J’ai travaillé avec 20 orques différentes, et travaillé dans l’eau avec 17 d’entre elles (y compris les plus menaçantes et dangereuses de l’entreprise). J’ai construit des relations vraiment réciproques avec les animaux. J’ai aimé chacune d’entre elles aussi profondément que possible, et je conserve des souvenirs que je chérirai pour le reste de ma vie. Mais, malheureusement, la réalité n’est pas entièrement ce qu’il parait. Le 17 août 2012, après plusieurs années de malaise croissant au sujet du programme des orques de SeaWorld, j’ai démissionné.
SeaWorld vient juste d’annoncer que la compagnie va mettre un terme à son programme de reproduction, et que ce serait la dernière génération d’orques en captivité. Suis-je fou de joie ? Oui. Est-ce que j’ai toujours des questions ? Bien sûr.
- Comment était-ce de travailler à SeaWorld
Au début, et pendant de nombreuses années, j’étais heureux de travailler à SeaWorld. Je ne comprenais pas ce qui était de la bonne santé ou non, normal ou anormal. J’étais juste ravi de voir s’accomplir mon rêve, ma passion.

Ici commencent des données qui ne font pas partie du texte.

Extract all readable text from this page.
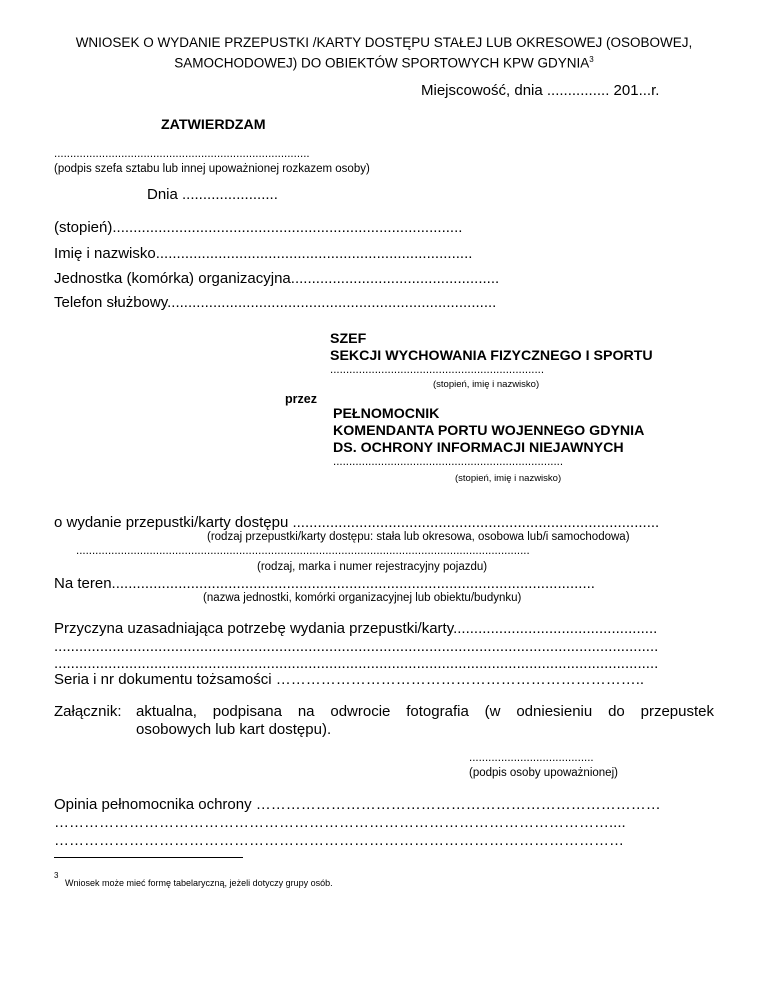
WNIOSEK O WYDANIE PRZEPUSTKI /KARTY DOSTĘPU STAŁEJ LUB OKRESOWEJ (OSOBOWEJ,
SAMOCHODOWEJ) DO OBIEKTÓW SPORTOWYCH KPW GDYNIA$^3$
Miejscowość, dnia ............... 201...r.
ZATWIERDZAM
................................................................................
(podpis szefa sztabu lub innej upoważnionej rozkazem osoby)
Dnia .......................
(stopień)....................................................................................
Imię i nazwisko............................................................................
Jednostka (komórka) organizacyjna..................................................
Telefon służbowy...............................................................................
SZEF
SEKCJI WYCHOWANIA FIZYCZNEGO I SPORTU
...................................................................
(stopień, imię i nazwisko)
przez
PEŁNOMOCNIK
KOMENDANTA PORTU WOJENNEGO GDYNIA
DS. OCHRONY INFORMACJI NIEJAWNYCH
........................................................................
(stopień, imię i nazwisko)
o wydanie przepustki/karty dostępu ........................................................................................
(rodzaj przepustki/karty dostępu: stała lub okresowa, osobowa lub/i samochodowa)
..............................................................................................................................................
(rodzaj, marka i numer rejestracyjny pojazdu)
Na teren....................................................................................................................
(nazwa jednostki, komórki organizacyjnej lub obiektu/budynku)
Przyczyna uzasadniająca potrzebę wydania przepustki/karty.................................................
.................................................................................................................................................
.................................................................................................................................................
Seria i nr dokumentu tożsamości ………………………………………………………………..
Załącznik: aktualna, podpisana na odwrocie fotografia (w odniesieniu do przepustek
osobowych lub kart dostępu).
.......................................
(podpis osoby upoważnionej)
Opinia pełnomocnika ochrony ………………………………………………………………………
…………………………………………………………………………………………………....
……………………………………………………………………………………………………
3
Wniosek może mieć formę tabelaryczną, jeżeli dotyczy grupy osób.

Mais plus j’en apprenais et plus je montais en grade, plus je voyais et accomplissais des choses qui me hantent encore aujourd’hui. J’ai réalisé que nous exploitions ces orques pour faire d’énormes profits, tout en faisant passer ça pour de l’éducation et de la conservation. La réalité était que j’étais exploité également, mais cela me prendrait des années, et la mort de deux collègues, pour le réaliser vraiment.
J’ai pris part à la première insémination artificielle sur une orque, dans l’année 2000. C’était une orque capturée en milieu naturel, en Islande, appelée Kasatka, et le programme de reproduction a commencé là. Je me souviens que mes chefs me disaient que nous avions la responsabilité morale de diversifier le creuset génétique des orques, et qu’en fait, nous prenions soin des orques en expérimentant l’insémination artificielle. Au début, j’ai cru ce que l’on nous racontait : que c’était une bonne chose et que nous étions des pionniers. Puis, la vraie raison de la procédure m’est devenue claire : les orques étaient devenues des machines à bébés, pour le profit.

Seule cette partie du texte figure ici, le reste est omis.